Dad pokes his bald head into my room. He looks at me sitting on the bed and snarls at me. “I’m going out,” he says, with anger clear in his voice.

“Okay,” I answer, not really able to say anything else to him.

His heavy footsteps disappear down the hallway and I let out the breath I was holding. Looking down at my advanced math book, I do the work set and more. As I’m lost in a calculus question, I hear Dad lock his bedroom door then his footsteps start up the hallway again.

He stops at my door, and he’s dressed in jeans and a t-shirt. He just looks at me, and I watch his features change. For a split second I think he wants to tell me something. And hopefully, that something is him begging for me to forgive him. Because I would, in a single heartbeat. He’s the only Dad I’ve got, and somewhere deep inside the anger, deep inside the hard man he is – he loves me. I’m sure of it.

“I won’t be back until Monday,” he says, squashing any dream I may have of him being a good father.

Today being Friday means I’ll have to go without food for the entire weekend. It’s common for him to go and leave me with nothing in the house. The ladies at the thrift shop had said to me, if I ever needed anything to go to them, and thankfully, they’ve fed me a couple of times. But I’m sure I’ve worn out my welcome at the thrift shop. I’m grateful I found that twenty, and have some food to see me through the weekend.

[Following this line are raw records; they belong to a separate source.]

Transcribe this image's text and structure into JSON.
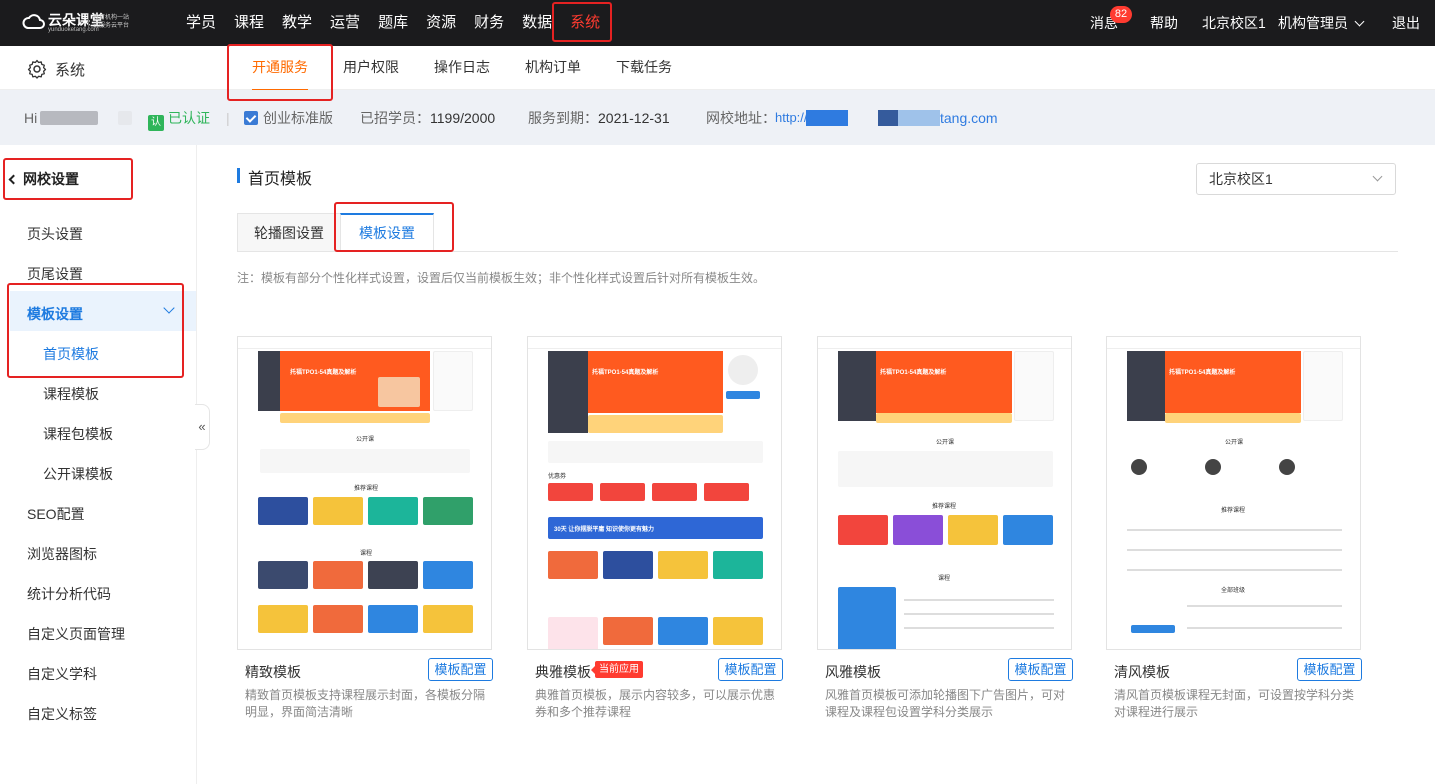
{
  "topbar": {
    "logo_name": "云朵课堂",
    "logo_url": "yunduoketang.com",
    "logo_tag_1": "教育机构一站",
    "logo_tag_2": "式服务云平台",
    "nav": [
      "学员",
      "课程",
      "教学",
      "运营",
      "题库",
      "资源",
      "财务",
      "数据",
      "系统"
    ],
    "active_nav": "系统",
    "messages_label": "消息",
    "messages_count": "82",
    "help_label": "帮助",
    "campus_label": "北京校区1",
    "admin_label": "机构管理员",
    "logout_label": "退出"
  },
  "secbar": {
    "section_label": "系统",
    "tabs": [
      "开通服务",
      "用户权限",
      "操作日志",
      "机构订单",
      "下载任务"
    ],
    "active_tab": "开通服务"
  },
  "infobar": {
    "greeting": "Hi",
    "verified_label": "已认证",
    "verified_icon": "认",
    "edition_label": "创业标准版",
    "students_label": "已招学员：",
    "students_value": "1199/2000",
    "expiry_label": "服务到期：",
    "expiry_value": "2021-12-31",
    "school_url_label": "网校地址：",
    "school_url_prefix": "http://yuduy",
    "school_url_suffix": "tang.com"
  },
  "sidebar": {
    "back_label": "网校设置",
    "items": [
      "页头设置",
      "页尾设置",
      "模板设置",
      "SEO配置",
      "浏览器图标",
      "统计分析代码",
      "自定义页面管理",
      "自定义学科",
      "自定义标签"
    ],
    "sub_items": [
      "首页模板",
      "课程模板",
      "课程包模板",
      "公开课模板"
    ],
    "active_item": "模板设置",
    "active_sub": "首页模板",
    "collapse_glyph": "«"
  },
  "main": {
    "title": "首页模板",
    "campus_select_value": "北京校区1",
    "tabs": [
      "轮播图设置",
      "模板设置"
    ],
    "active_tab": "模板设置",
    "note": "注：模板有部分个性化样式设置，设置后仅当前模板生效；非个性化样式设置后针对所有模板生效。",
    "config_label": "模板配置",
    "current_badge": "当前应用",
    "cards": [
      {
        "name": "精致模板",
        "desc": "精致首页模板支持课程展示封面，各模板分隔明显，界面简洁清晰",
        "current": false
      },
      {
        "name": "典雅模板",
        "desc": "典雅首页模板，展示内容较多，可以展示优惠券和多个推荐课程",
        "current": true
      },
      {
        "name": "风雅模板",
        "desc": "风雅首页模板可添加轮播图下广告图片，可对课程及课程包设置学科分类展示",
        "current": false
      },
      {
        "name": "清风模板",
        "desc": "清风首页模板课程无封面，可设置按学科分类对课程进行展示",
        "current": false
      }
    ],
    "preview_texts": {
      "banner_title": "托福TPO1-54真题及解析",
      "public_course": "公开课",
      "recommend": "推荐课程",
      "course": "课程",
      "slogan": "30天 让你摆脱平庸 知识使你更有魅力",
      "all_classes": "全部班级",
      "coupon": "优惠券"
    }
  },
  "colors": {
    "accent": "#1e7be0",
    "active_orange": "#ff6a00",
    "alert_red": "#ff3b30",
    "verified_green": "#2fb55a"
  }
}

“Okay,” I answer Dad. There’s not much I can say. At least I know when he’s not here, he can’t yell at me, or tell me how ugly or stupid I am.

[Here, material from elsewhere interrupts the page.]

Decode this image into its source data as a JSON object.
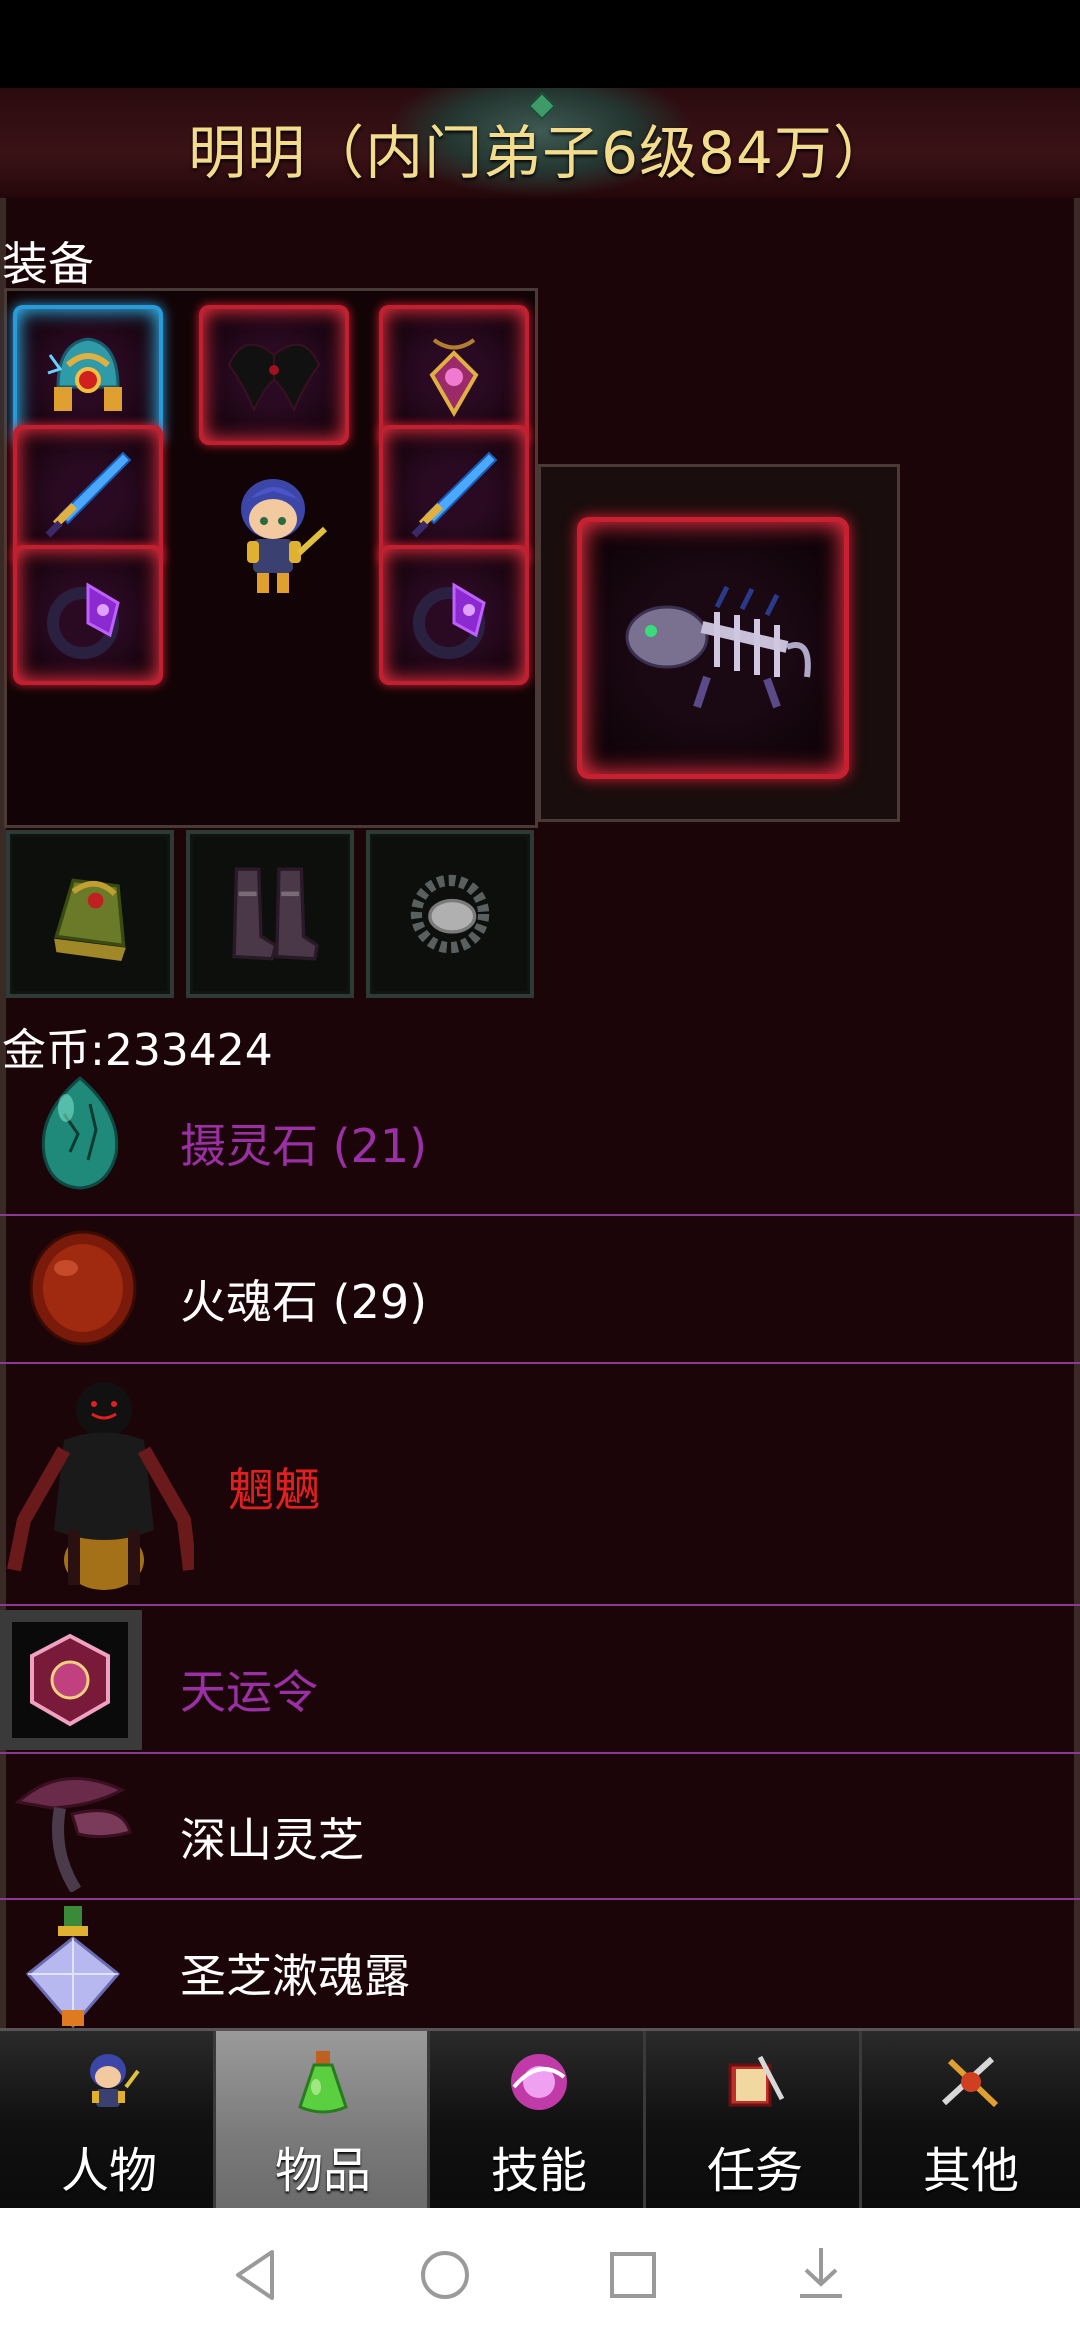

Dad takes a step into my room, and I brace myself for whatever it is I’m about to encounter. “Here,” he says taking his wallet out of his pocket. The beautiful leather wallet is fat and holds a big stack of bills. I simply keep looking at him. “Get something to eat, I know I haven’t had a chance to go shopping yet.” He hands me fifty dollars and keeps looking at me.

Have I missed something? Is this a joke? Is he going to snatch it back and yell, Gotchya?

I keep looking at him, not reaching for the note, because I’m sure there is a part of him getting angry at me. “Here,” he says, thrusting the fifty closer to me.

“Thank you,” I say, hesitantly taking the money.